Und die Kundenrezensionen erst:

"Ich hatte mir bei dieser Walther eher was Größeres vorgestellt. Auch liegt sie nicht so gut in der Hand wie eine Smith&Wesson."

"Hat mir gute Dienste geleistet, neulich beim Amoklauf im Bowling Center. Keine Ladehemmung. Jederzeit wieder."

Jetzt ist es aber ja so, dass der Kunde eigentlich einen Fernseher wollte. In Europa könnte er einfach innerhalb von zwei Wochen widerrufen und das Sturmgewehr zurückschicken. "Empfängt kein RTL, außerdem dachte ich, es wäre flacher." In den USA gibt es so ein verbraucherfreundliches Widerrufsrecht im Fernabsatz aber nicht. Ob man dort Nacherfüllung verlangen kann?

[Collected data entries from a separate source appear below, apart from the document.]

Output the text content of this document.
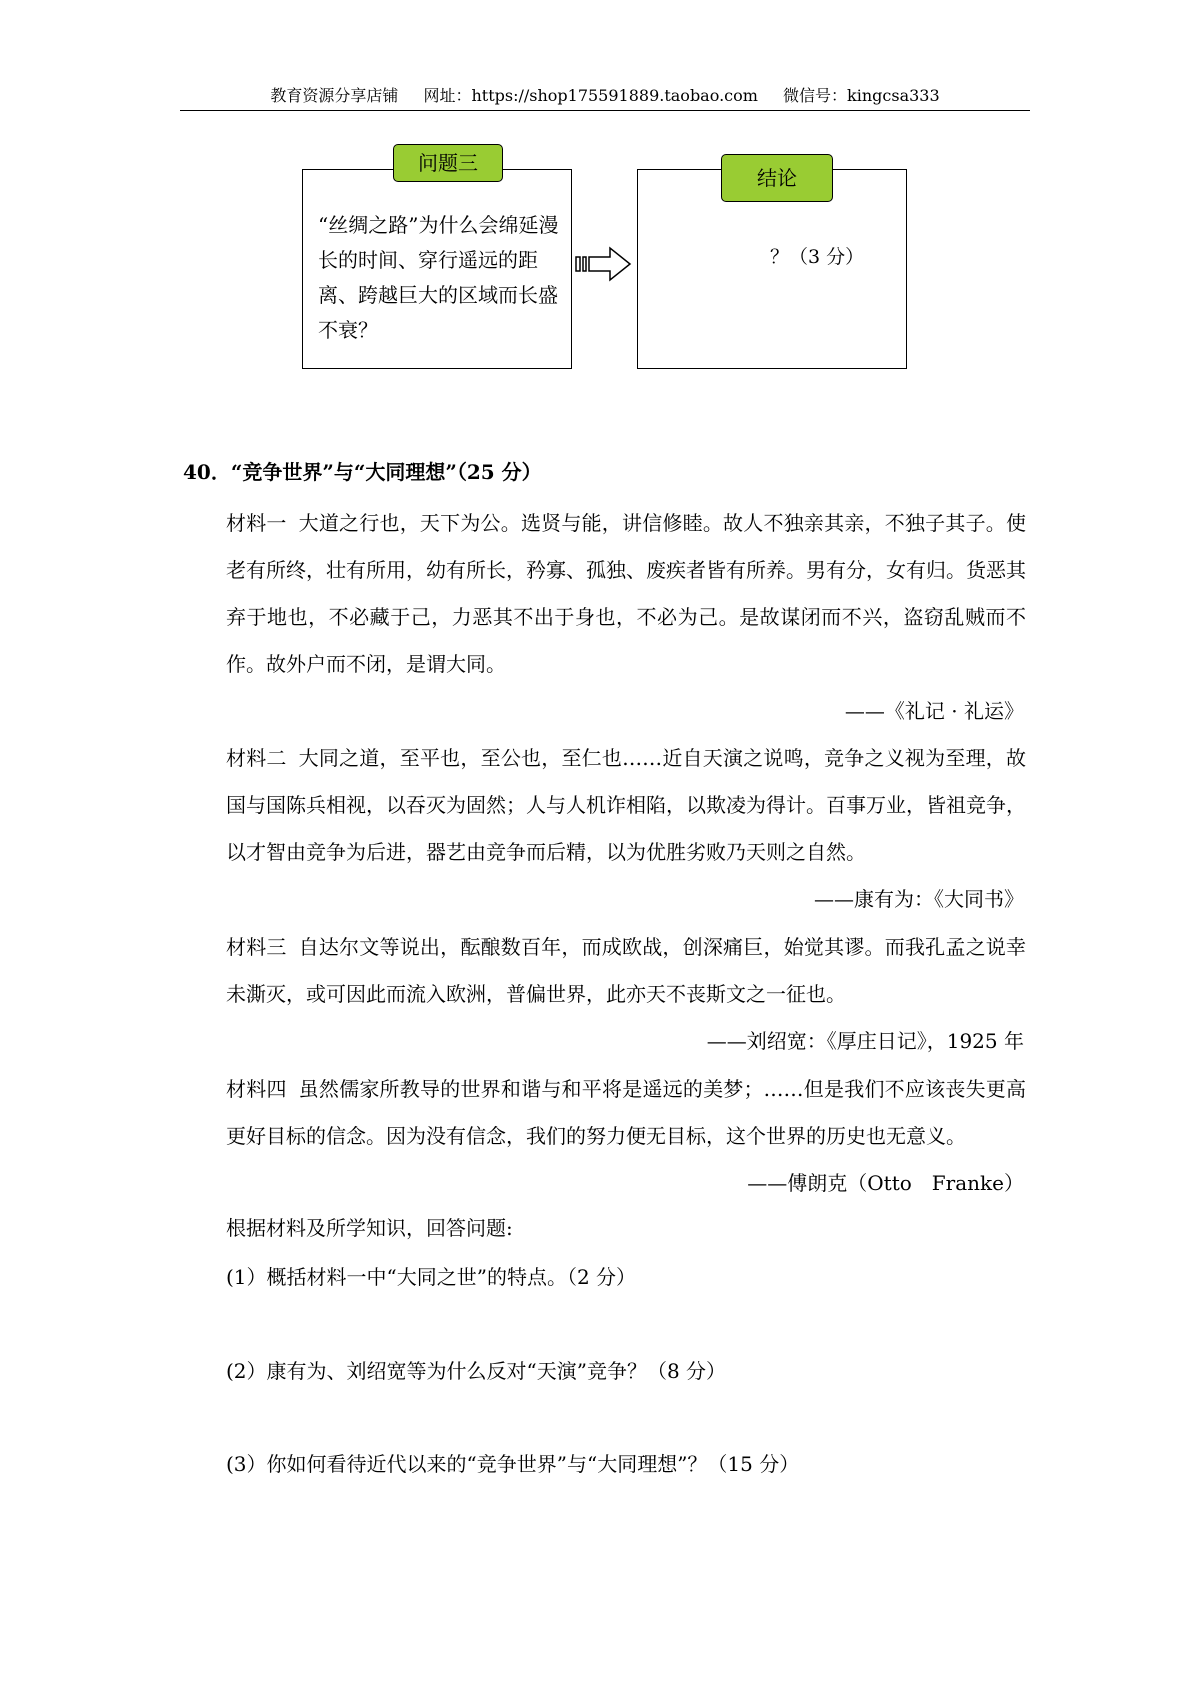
教育资源分享店铺 网址：https://shop175591889.taobao.com 微信号：kingcsa333
问题三
“丝绸之路”为什么会绵延漫长的时间、穿行遥远的距离、跨越巨大的区域而长盛不衰？
结论
？（3 分）
40．“竞争世界”与“大同理想”（25 分）
材料一 大道之行也，天下为公。选贤与能，讲信修睦。故人不独亲其亲，不独子其子。使老有所终，壮有所用，幼有所长，矜寡、孤独、废疾者皆有所养。男有分，女有归。货恶其弃于地也，不必藏于己，力恶其不出于身也，不必为己。是故谋闭而不兴，盗窃乱贼而不作。故外户而不闭，是谓大同。
——《礼记 · 礼运》
材料二 大同之道，至平也，至公也，至仁也……近自天演之说鸣，竞争之义视为至理，故国与国陈兵相视，以吞灭为固然；人与人机诈相陷，以欺凌为得计。百事万业，皆祖竞争，以才智由竞争为后进，器艺由竞争而后精，以为优胜劣败乃天则之自然。
——康有为：《大同书》
材料三 自达尔文等说出，酝酿数百年，而成欧战，创深痛巨，始觉其谬。而我孔孟之说幸未澌灭，或可因此而流入欧洲，普偏世界，此亦天不丧斯文之一征也。
——刘绍宽：《厚庄日记》，1925 年
材料四 虽然儒家所教导的世界和谐与和平将是遥远的美梦；……但是我们不应该丧失更高更好目标的信念。因为没有信念，我们的努力便无目标，这个世界的历史也无意义。
——傅朗克（Otto　Franke）
根据材料及所学知识，回答问题:
(1）概括材料一中“大同之世”的特点。（2 分）
(2）康有为、刘绍宽等为什么反对“天演”竞争？（8 分）
(3）你如何看待近代以来的“竞争世界”与“大同理想”？（15 分）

Und wie läuft das dann, in der Praxis? Denn besonders blöd ist ja, dass der Kunde die Waffe nicht an den Verkäufer zurückschicken kann, weil die Polizei das Ding bereits konfisziert hat. Irgendwie hatten die ein Problem damit, das Gewehr per Post zu versenden. Dabei hat das beim Hinsenden ja auch bestens geklappt!

Da sind Auseinandersetzungen über die negativen Bewertungen doch vorprogrammiert. "Dusseliger Verkäufer. Schickt anstatt Fernseher ein Gewehr." Und der Verkäufer entgegnet: "Behauptet Gewehr bekommen zu haben, weigert sich aber, es zurückzuschicken. Wählt bestimmt die Demokraten."

Das wird noch ein juristisches Nachspiel haben. Wir bleiben da dran.